Lawmakers are taking a new approach to give older child sex abuse victims the chance to sue

    Rep. Mark Rozzi, D-Berks, was abused by a priest as a child and has been at the forefront of the PA General Assembly's attempts to adjust laws for victims of childhood sexual abuse. (Capital-Star photo by Stephen Caruso)

    A House committee advanced bills from two members who are survivors of childhood sexual abuse Monday, as the lawmakers seek justice for minor victims.

    Veteran lawmaker Rep. Mark Rozzi, D-Berks, and first-year Rep. Jim Gregory, R-Blair, watched the House Judiciary Committee advance their bills to eliminate the criminal statute of limitations for sexual abuse of a child and open a retroactive window for civil suits against the institutions that shielded the perpetrators.

    The idea to give victims who’ve aged out of the statute of limitations a two-year period to sue for damages is not a new one. But unlike in past sessions, this year’s proposal would amend the state Constitution.

    “We both agreed what we have done before has not worked. We can get it out of the House, but we cannot get it out of the Senate,” Rozzi said.

    Since entering the Legislature in 2013, Rozzi, who was raped by a priest as a child, has made changing the statute a top priority. However, his support for a retroactive civil window has put him at odds with Senate President Pro Tempore Joe Scarnati, R-Jefferson.

    Scarnati and a majority of senators have said the proposal is unworkable, would bankrupt churches, and would likely face legal challenges that could delay justice even further.

    The Republican leader advanced his own bill to eliminate the statute of limitations following the release last year of a grand jury report on sexual abuse by hundreds of Catholic priests. The House amended the bill to add civil window language and sent it back to the Senate with wide approval, 173 to 21.

    However, some key players this session — including new House Majority Leader Bryan Cutler, R-Lancaster, and new Judiciary Committee Chair Rob Kauffman, R-Franklin — were among the handful of no votes.

    Rozzi said talks with Cutler helped convince him of the need to take action now to assist current child abuse victims by eliminating the statute of limitations, while taking the slower-but-safer path to a civil window by constitutional amendment.

    “If we pass a statutory change, it could be [held up] in the courts for years when it’s challenged,” he said.

    Amending the state Constitution requires the Legislature to pass the same bill in two consecutive sessions.
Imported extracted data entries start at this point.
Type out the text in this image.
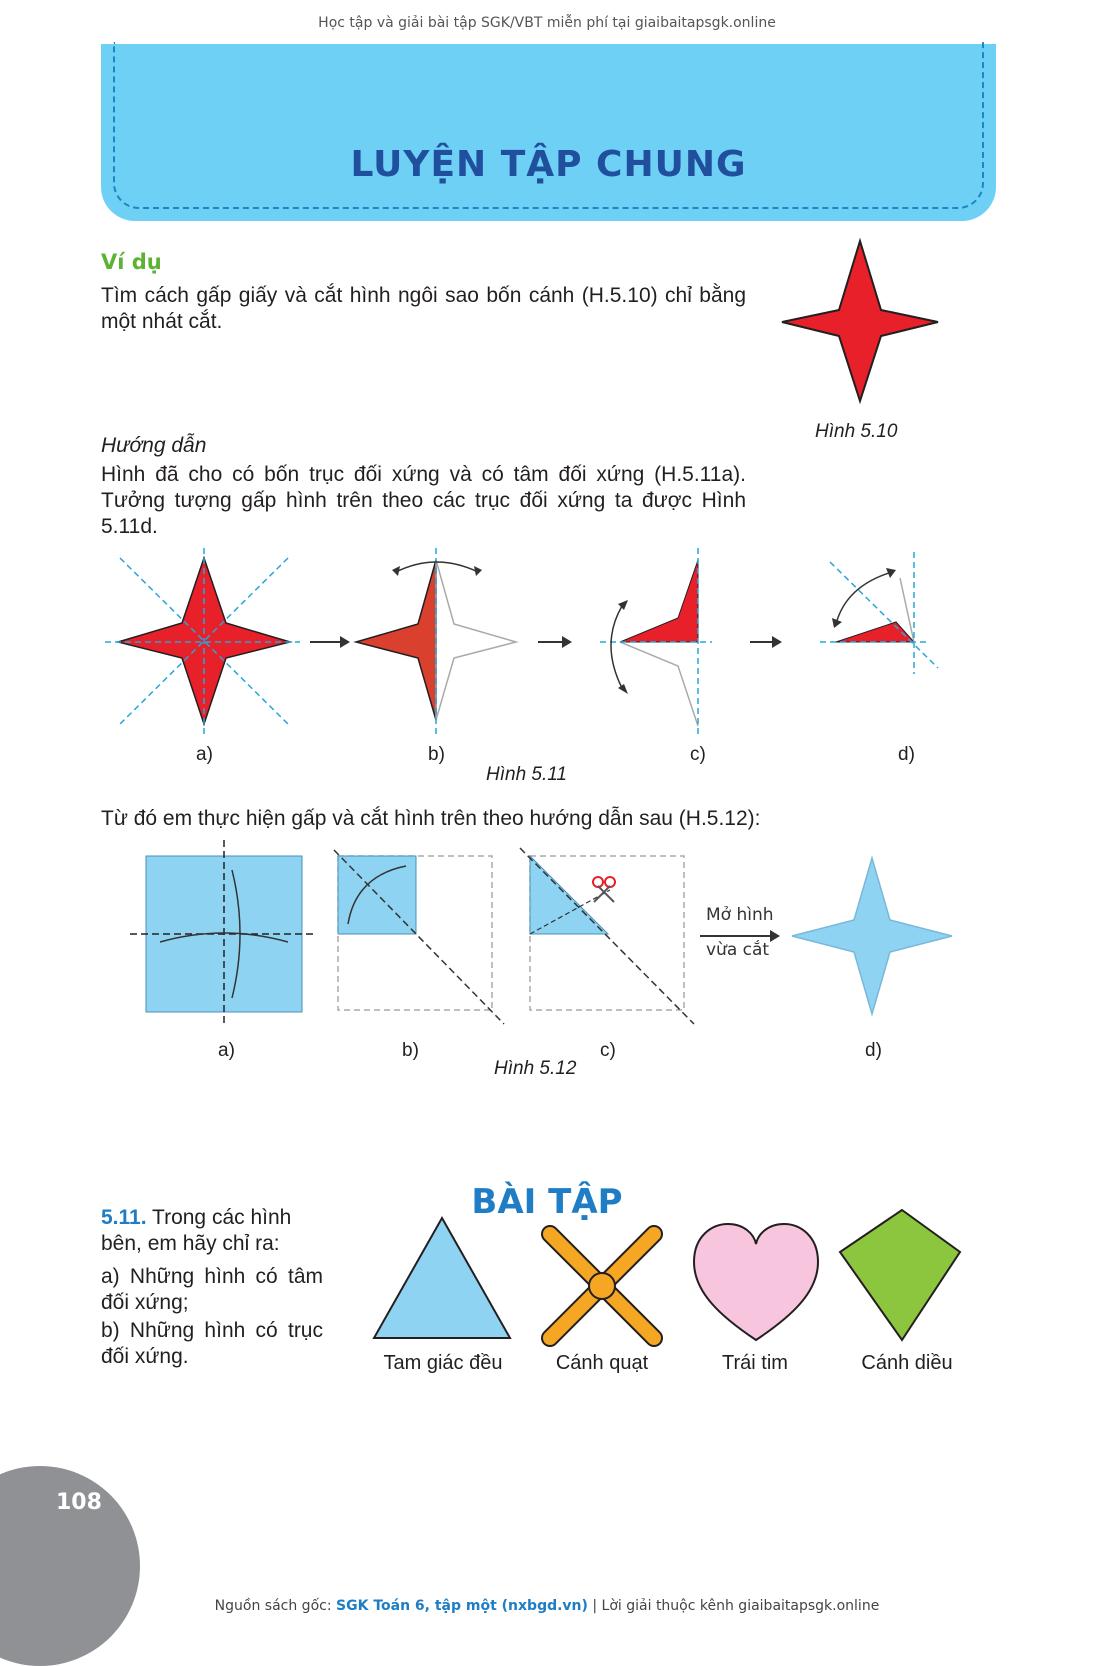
Học tập và giải bài tập SGK/VBT miễn phí tại giaibaitapsgk.online
LUYỆN TẬP CHUNG
Ví dụ
Tìm cách gấp giấy và cắt hình ngôi sao bốn cánh (H.5.10) chỉ bằng một nhát cắt.
Hình 5.10
Hướng dẫn
Hình đã cho có bốn trục đối xứng và có tâm đối xứng (H.5.11a). Tưởng tượng gấp hình trên theo các trục đối xứng ta được Hình 5.11d.
a)	b)	c)	d)
Hình 5.11
Từ đó em thực hiện gấp và cắt hình trên theo hướng dẫn sau (H.5.12):
Mở hình
vừa cắt
a)	b)	c)	d)
Hình 5.12
BÀI TẬP
5.11. Trong các hình bên, em hãy chỉ ra:
a) Những hình có tâm đối xứng;
b) Những hình có trục đối xứng.	Tam giác đều	Cánh quạt	Trái tim	Cánh diều
108
Nguồn sách gốc: SGK Toán 6, tập một (nxbgd.vn) | Lời giải thuộc kênh giaibaitapsgk.online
The measure then goes to the voters for consideration as a ballot referendum.

    Despite weeks of negotiations after the House passed its bill last year, the Senate could not reach an agreement with the lower chamber and all proposals died at the end of the session.

    A spokesperson for Scarnati did reply to a request for comment on the bills. But Rozzi said he hopes the legislation will help stake out where the upper chamber stands.

    “We’re going to put the Senate on notice,” Rozzi said, “Like, ‘Hey, you got a bill you can pass and stand behind, or are you going to walk away? And if you walk away, was it really constitutionality, or was it something else?”